使用x‘speed’加速循环

Question

这是一个更集中的问题，基于我在Vectorize/Speed up Code with Nested For Loops上打开的另一个问题

基本上，我想加快这段代码的执行速度。我正在考虑使用apply函数家族之一。apply函数必须使用/执行以下操作：

输入：在区域1到10上循环；向量sed和borewidth用预先分配的维度填充NAs

Process：以在内部for循环中实现的方式填充sed和borewidth中的每个数据

输出：sed和borewidth矢量

假设 (h/t Simon )：每一行的起点、终点是连续的，连续的，对于每个区域，从0开始。

代码如下：

for (region in 1:10) {             
    # subset standRef and sample by region code
    standRef.region <- standRef[which(standRef$region == region),]
    sample.region <- sample[which(sample$region == region),]
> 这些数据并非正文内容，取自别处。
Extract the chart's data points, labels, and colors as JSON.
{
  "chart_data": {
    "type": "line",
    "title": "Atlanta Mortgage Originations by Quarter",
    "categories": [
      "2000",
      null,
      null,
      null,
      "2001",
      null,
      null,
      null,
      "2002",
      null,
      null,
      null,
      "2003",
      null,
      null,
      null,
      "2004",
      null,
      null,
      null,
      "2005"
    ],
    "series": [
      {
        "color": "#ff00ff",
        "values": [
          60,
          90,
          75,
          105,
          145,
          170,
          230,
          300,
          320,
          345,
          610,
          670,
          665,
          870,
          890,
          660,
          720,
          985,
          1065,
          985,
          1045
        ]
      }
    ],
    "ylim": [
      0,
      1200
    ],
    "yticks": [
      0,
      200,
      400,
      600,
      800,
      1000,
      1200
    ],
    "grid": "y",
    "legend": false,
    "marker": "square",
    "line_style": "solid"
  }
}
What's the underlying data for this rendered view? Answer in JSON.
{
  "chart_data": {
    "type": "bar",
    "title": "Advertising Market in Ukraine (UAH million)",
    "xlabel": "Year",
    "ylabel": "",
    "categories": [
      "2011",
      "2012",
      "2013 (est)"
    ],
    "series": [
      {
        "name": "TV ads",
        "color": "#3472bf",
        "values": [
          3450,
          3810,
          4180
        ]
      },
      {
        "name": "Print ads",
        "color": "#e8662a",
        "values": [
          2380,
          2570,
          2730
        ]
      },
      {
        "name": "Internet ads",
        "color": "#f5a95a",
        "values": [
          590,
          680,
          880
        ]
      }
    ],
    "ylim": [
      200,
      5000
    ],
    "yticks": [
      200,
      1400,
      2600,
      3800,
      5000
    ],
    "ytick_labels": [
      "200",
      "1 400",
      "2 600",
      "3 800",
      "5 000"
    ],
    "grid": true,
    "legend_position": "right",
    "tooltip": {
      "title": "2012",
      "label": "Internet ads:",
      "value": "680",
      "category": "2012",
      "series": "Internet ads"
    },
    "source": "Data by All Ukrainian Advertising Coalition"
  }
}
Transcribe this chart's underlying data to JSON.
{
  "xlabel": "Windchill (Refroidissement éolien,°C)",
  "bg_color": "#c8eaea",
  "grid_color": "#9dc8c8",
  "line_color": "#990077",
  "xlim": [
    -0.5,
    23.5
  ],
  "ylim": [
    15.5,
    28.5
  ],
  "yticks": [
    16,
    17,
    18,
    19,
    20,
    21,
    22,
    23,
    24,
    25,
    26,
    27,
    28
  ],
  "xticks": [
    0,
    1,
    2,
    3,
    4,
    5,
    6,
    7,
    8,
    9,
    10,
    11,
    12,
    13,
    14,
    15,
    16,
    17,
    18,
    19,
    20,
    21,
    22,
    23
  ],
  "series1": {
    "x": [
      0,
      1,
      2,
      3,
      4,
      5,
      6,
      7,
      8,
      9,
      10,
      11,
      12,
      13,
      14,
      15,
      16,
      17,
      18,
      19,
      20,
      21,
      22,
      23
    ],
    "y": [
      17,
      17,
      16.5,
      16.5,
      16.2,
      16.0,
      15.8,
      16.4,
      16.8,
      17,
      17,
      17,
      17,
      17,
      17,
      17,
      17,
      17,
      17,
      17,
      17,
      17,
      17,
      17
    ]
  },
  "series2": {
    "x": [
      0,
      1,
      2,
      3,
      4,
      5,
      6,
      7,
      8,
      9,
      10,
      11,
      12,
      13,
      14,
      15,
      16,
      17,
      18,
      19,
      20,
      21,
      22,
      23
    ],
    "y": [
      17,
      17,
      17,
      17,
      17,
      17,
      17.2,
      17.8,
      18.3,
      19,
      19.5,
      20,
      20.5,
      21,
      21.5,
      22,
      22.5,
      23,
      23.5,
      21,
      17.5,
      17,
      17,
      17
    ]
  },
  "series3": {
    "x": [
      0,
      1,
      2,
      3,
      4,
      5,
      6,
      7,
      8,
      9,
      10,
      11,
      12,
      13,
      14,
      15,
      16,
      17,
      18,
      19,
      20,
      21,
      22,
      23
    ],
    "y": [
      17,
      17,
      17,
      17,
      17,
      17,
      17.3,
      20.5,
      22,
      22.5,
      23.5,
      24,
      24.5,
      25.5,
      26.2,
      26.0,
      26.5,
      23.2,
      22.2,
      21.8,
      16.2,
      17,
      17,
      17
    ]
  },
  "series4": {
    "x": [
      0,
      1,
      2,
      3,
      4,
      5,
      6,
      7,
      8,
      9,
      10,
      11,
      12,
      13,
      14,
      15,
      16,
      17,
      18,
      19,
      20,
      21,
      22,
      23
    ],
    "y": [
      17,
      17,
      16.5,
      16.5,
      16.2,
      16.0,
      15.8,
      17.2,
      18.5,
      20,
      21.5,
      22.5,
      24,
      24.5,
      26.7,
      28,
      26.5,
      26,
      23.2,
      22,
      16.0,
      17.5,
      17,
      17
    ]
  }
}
    for (i in 1:nrow(sample.region))
    {
        # create a dataframe - locations - that includes: 
        # 1) those indices of standRef.region in which the value of the location column is greater than the value of the ith row of the begin column of sample.region
        # 2) those indices of standRef.region in which the value of the location column is less than the value of the ith row of the finish column of sample.region
        locations <- standRef.region[which((standRef.region$location > sample.region$begin[i]) & (standRef.region$location < sample.region$finish[i])),]
        sed[end_tracker:(end_tracker + nrow(locations))] <- sample.region$sed[i]   
        borewidth[end_tracker:(end_tracker + nrow(locations))] <- sample.region$borewidth[i]

        # update end_tracker to the number of locations rows for this iteration
        end_tracker <- end_tracker + nrow(locations)                
    }
    cat("Finished region", region,"\n")            
}      

borewidth和sed的样本数据。编辑:更正了dput中的格式错误

structure(list(region = c(1L, 1L, 1L, 1L, 2L, 2L, 2L, 2L, 2L), 
begin = c(0L, 2253252L, 7091077L, 9120205L, 0L, 135094L, 
941813L, 5901391L, 6061324L), finish = c(2253252L, 7091077L, 
9120205L, 17463033L, 135094L, 941813L, 5901391L, 6061324L, 
7092402L), sed = c(3.31830840984048, 1.38014704208403, 6.13049140975458, 
2.10349875097134, 0.48170587509345, 0.13058713509175, 9.13509713513509, 
6.13047153058701, 3.81734081501503), borewidth = c(3L, 5L, 
2L, 1L, 1L, 1L, 2L, 4L, 4L)), .Names = c("region", "begin", 
"finish", "sed", "borewidth"), class = "data.frame", row.names = c(NA, 
-9L))

蒂娅。

Answer 1

有一些额外的假设，基于你发布的数据(包括。(另一个问题)，这是一种你可以做到的方法：

index <- unlist(lapply (unique(standRef$region), function(reg) {
   reg.filter <- which(standRef$region == reg)
   samp.filter <- which(sample$region == reg)
   samp.filter[cut(standRef$location[reg.filter],c(0L,sample$finish[samp.filter]),labels=F)]
}))
sed <- sample$sed[index]
borewidth <- sample$borewidth[index]

额外的假设是，您的示例是连续的、连续的(所有示例都是)，并且从0开始。这允许我们在cut()上使用$finish，而不是单独处理每个间隔。一个不同之处是，您在间隙处编码左缺口，但我假设这不是有意为之。